Together with Zimbabwe and Namibia, South Africa has submitted proposals to CoP17 that would clear the way to re-opening the international trade in ivory and allow them to apply for permission to legally sell ivory from their stockpiles in 2017.
Mr Garrard told those at the symbolic burning that South Africa’s Cites representative, Thea Carroll, claimed earlier this year that destroying ivory would increase its scarcity and therefore drive up prices, which, in turn, would encourage more poaching and illegal trade.
Yet in stark contrast, said Mr Garrard, the African Elephant Coalition, a group of 29 central, west and east African nations has submitted five proposals to CoP17 which, if accepted, would close all domestic ivory markets, prohibit the export of live elephants, list all African elephant populations in Cites Appendix I and end discussions on re-establishing a legal international trade in ivory. It also endorsed the destruction of existing stockpiles.

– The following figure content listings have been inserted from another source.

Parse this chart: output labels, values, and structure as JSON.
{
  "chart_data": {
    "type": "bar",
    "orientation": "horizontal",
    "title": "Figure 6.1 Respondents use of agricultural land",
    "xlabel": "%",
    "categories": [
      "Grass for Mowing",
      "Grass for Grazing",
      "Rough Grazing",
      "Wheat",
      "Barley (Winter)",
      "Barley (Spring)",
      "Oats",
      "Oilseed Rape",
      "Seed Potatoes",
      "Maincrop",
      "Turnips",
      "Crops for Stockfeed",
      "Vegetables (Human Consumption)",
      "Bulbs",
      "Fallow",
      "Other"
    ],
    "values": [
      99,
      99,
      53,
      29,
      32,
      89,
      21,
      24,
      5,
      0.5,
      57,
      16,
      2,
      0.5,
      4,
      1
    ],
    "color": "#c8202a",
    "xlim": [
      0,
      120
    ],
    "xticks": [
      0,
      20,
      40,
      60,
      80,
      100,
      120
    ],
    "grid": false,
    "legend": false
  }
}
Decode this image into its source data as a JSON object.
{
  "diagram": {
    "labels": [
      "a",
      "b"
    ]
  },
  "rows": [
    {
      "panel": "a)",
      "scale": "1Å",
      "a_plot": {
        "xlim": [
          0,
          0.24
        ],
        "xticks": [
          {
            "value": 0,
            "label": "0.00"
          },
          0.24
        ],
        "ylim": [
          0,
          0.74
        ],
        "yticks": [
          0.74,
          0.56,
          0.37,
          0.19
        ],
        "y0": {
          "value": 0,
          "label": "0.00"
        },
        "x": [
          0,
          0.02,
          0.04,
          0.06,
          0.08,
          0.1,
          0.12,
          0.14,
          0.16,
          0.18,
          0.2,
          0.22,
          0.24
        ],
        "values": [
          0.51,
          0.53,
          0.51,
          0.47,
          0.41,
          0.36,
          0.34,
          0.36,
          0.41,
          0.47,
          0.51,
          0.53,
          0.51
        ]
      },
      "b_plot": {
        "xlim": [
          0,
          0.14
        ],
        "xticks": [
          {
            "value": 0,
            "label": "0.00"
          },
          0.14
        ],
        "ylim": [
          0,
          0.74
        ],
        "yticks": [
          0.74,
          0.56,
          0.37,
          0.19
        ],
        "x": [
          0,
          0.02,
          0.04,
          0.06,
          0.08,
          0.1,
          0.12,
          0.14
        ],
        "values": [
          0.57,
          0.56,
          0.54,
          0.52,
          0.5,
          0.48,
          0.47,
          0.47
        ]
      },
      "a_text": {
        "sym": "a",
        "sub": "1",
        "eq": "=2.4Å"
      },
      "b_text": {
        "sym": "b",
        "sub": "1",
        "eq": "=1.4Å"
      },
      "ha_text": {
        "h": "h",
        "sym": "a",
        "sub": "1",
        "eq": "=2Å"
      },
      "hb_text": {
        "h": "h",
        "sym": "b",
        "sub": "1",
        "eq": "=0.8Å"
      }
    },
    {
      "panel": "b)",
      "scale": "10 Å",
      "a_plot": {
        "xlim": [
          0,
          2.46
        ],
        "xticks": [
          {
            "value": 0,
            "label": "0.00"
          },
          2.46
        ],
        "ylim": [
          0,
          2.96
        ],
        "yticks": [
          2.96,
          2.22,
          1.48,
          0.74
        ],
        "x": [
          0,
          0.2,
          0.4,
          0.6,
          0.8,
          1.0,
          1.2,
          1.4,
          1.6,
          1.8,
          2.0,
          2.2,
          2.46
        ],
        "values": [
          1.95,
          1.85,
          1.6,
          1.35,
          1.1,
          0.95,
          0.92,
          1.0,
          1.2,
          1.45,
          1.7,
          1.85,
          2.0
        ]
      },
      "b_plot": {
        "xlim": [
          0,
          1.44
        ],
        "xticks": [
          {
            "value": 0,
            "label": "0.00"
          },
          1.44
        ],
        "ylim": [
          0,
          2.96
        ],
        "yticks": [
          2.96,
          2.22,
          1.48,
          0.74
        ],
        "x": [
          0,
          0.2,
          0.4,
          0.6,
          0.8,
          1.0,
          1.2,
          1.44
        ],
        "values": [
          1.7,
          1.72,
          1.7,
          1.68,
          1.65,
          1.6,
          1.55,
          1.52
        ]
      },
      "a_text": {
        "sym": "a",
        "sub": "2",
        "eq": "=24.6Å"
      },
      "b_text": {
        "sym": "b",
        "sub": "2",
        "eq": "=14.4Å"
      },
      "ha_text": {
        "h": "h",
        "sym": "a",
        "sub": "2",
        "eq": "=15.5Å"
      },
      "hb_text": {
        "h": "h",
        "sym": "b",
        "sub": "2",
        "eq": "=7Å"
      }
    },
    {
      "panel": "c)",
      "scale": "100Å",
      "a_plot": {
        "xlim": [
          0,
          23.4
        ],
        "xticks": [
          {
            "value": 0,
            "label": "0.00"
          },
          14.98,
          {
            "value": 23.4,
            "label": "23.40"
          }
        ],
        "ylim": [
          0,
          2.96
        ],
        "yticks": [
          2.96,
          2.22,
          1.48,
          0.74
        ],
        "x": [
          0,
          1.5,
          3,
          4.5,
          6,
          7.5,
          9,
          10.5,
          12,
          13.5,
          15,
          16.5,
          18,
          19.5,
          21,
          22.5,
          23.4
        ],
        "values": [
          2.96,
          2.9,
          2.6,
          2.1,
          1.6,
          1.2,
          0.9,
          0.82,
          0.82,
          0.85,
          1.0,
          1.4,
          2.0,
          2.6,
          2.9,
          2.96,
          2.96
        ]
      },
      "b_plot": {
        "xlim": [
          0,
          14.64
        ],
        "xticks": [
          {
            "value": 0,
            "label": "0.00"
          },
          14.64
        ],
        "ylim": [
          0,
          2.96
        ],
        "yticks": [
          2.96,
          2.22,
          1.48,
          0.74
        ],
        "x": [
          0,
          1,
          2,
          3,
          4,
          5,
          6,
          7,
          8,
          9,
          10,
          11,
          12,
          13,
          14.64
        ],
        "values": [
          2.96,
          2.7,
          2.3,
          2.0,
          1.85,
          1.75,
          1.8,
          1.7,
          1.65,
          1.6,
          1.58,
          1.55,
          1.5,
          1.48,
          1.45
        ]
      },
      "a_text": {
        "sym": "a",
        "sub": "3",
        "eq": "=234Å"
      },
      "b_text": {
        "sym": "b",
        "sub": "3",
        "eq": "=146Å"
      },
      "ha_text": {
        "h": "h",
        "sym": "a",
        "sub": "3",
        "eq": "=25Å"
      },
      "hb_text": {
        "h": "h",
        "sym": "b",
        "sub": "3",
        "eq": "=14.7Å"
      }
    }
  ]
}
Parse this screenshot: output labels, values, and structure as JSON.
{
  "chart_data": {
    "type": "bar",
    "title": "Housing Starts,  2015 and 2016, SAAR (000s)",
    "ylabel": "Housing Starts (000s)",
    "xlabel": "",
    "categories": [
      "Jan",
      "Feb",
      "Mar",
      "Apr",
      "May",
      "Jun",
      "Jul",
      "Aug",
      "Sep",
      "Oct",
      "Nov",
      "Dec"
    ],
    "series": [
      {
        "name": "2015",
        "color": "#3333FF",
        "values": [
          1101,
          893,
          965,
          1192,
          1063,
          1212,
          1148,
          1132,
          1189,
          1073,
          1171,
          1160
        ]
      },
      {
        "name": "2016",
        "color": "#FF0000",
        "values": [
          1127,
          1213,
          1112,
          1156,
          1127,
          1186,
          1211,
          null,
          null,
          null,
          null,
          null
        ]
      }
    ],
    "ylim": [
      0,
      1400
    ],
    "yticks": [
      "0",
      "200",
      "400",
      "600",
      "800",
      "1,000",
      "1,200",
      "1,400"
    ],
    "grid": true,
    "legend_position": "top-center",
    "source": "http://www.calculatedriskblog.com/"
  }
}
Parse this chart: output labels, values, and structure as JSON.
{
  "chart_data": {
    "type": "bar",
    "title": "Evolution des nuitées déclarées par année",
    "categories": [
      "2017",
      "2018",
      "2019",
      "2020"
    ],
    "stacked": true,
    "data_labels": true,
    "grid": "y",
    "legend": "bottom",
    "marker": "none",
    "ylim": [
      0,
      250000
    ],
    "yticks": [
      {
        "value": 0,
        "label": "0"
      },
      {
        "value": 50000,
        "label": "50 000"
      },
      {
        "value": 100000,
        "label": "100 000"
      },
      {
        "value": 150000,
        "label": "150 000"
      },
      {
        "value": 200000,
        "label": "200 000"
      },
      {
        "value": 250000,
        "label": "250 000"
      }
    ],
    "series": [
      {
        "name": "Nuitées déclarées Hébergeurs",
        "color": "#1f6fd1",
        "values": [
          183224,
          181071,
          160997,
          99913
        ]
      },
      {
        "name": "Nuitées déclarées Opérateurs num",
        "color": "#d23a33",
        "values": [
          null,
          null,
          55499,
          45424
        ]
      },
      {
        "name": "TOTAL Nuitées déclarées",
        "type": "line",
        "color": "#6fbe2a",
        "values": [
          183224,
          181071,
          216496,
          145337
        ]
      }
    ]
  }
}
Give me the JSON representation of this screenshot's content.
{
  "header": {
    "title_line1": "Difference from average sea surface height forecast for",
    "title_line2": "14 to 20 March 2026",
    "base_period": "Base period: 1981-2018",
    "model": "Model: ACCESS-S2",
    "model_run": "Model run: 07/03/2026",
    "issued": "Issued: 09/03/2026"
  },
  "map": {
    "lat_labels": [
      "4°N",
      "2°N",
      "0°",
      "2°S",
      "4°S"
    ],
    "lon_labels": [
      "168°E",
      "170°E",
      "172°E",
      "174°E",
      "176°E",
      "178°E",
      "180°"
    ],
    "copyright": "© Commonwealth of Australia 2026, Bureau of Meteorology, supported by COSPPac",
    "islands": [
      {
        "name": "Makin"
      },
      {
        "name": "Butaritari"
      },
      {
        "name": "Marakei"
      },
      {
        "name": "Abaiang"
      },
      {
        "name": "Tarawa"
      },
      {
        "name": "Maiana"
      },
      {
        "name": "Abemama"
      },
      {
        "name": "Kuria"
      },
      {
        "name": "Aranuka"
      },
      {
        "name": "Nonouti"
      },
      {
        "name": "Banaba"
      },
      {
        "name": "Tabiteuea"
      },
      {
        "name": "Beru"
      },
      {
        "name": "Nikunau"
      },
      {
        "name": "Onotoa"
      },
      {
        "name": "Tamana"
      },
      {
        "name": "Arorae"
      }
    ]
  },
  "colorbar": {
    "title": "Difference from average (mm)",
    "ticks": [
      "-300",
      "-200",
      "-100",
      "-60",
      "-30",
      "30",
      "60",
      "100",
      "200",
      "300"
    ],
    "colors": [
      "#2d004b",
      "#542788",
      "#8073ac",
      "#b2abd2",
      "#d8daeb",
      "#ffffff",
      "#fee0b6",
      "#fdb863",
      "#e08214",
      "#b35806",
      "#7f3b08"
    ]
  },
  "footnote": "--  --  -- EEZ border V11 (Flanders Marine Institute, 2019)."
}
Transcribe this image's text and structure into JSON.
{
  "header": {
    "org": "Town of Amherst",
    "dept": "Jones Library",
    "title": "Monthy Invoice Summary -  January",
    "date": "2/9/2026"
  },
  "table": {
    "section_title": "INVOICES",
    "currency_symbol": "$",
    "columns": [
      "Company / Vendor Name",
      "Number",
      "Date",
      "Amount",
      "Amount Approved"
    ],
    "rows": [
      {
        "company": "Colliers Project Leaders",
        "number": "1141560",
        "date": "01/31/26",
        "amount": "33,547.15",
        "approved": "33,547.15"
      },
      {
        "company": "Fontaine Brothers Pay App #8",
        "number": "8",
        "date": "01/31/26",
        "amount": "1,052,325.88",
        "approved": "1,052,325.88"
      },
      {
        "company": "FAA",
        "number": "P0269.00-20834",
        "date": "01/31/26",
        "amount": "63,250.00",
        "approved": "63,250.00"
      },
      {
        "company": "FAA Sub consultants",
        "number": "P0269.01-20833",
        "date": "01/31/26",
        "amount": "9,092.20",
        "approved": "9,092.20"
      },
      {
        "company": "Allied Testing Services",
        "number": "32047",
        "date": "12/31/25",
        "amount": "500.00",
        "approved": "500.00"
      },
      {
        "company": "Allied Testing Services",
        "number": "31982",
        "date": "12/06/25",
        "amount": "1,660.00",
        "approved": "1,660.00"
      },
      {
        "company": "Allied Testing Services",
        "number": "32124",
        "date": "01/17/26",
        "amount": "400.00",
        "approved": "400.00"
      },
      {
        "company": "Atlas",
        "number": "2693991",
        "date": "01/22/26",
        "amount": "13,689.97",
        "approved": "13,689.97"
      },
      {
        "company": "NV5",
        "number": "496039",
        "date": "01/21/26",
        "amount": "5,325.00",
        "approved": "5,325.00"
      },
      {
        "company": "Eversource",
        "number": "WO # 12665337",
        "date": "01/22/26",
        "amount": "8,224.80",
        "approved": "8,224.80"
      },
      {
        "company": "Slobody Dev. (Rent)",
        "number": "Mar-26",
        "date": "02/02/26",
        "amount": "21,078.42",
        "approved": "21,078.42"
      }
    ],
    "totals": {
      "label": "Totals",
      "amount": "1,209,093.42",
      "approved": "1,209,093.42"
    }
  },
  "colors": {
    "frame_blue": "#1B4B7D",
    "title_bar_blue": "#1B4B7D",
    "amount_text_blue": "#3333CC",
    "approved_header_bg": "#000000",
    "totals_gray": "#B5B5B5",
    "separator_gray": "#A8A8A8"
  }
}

Since the first public destruction of stockpiled ivory took place in Kenya in 1989, 29 similar events have taken place in Europe, Asia, North America and Africa. In April this year, Kenya burned more than 100 tons of ivory in what is regarded as the largest single destruction event yet.
“Burning ivory can make an important contribution towards raising awareness of the issues, stigmatising the purchase of ivory and galvanising global support for a total trade ban,” said Mr Garrard.
As the pile of burning wire tusks diminished in the blaze and turned into grey ashes, Mr Garrard commented, “These may be mock tusks but the reality is that the deaths of these beautiful, sentient animals is ongoing.
“Ultimately, the spectacle of destroying ivory in public sends a clear message to would-be consumers that buying ivory is morally unacceptable and contributes directly to the slaughter of African elephants.”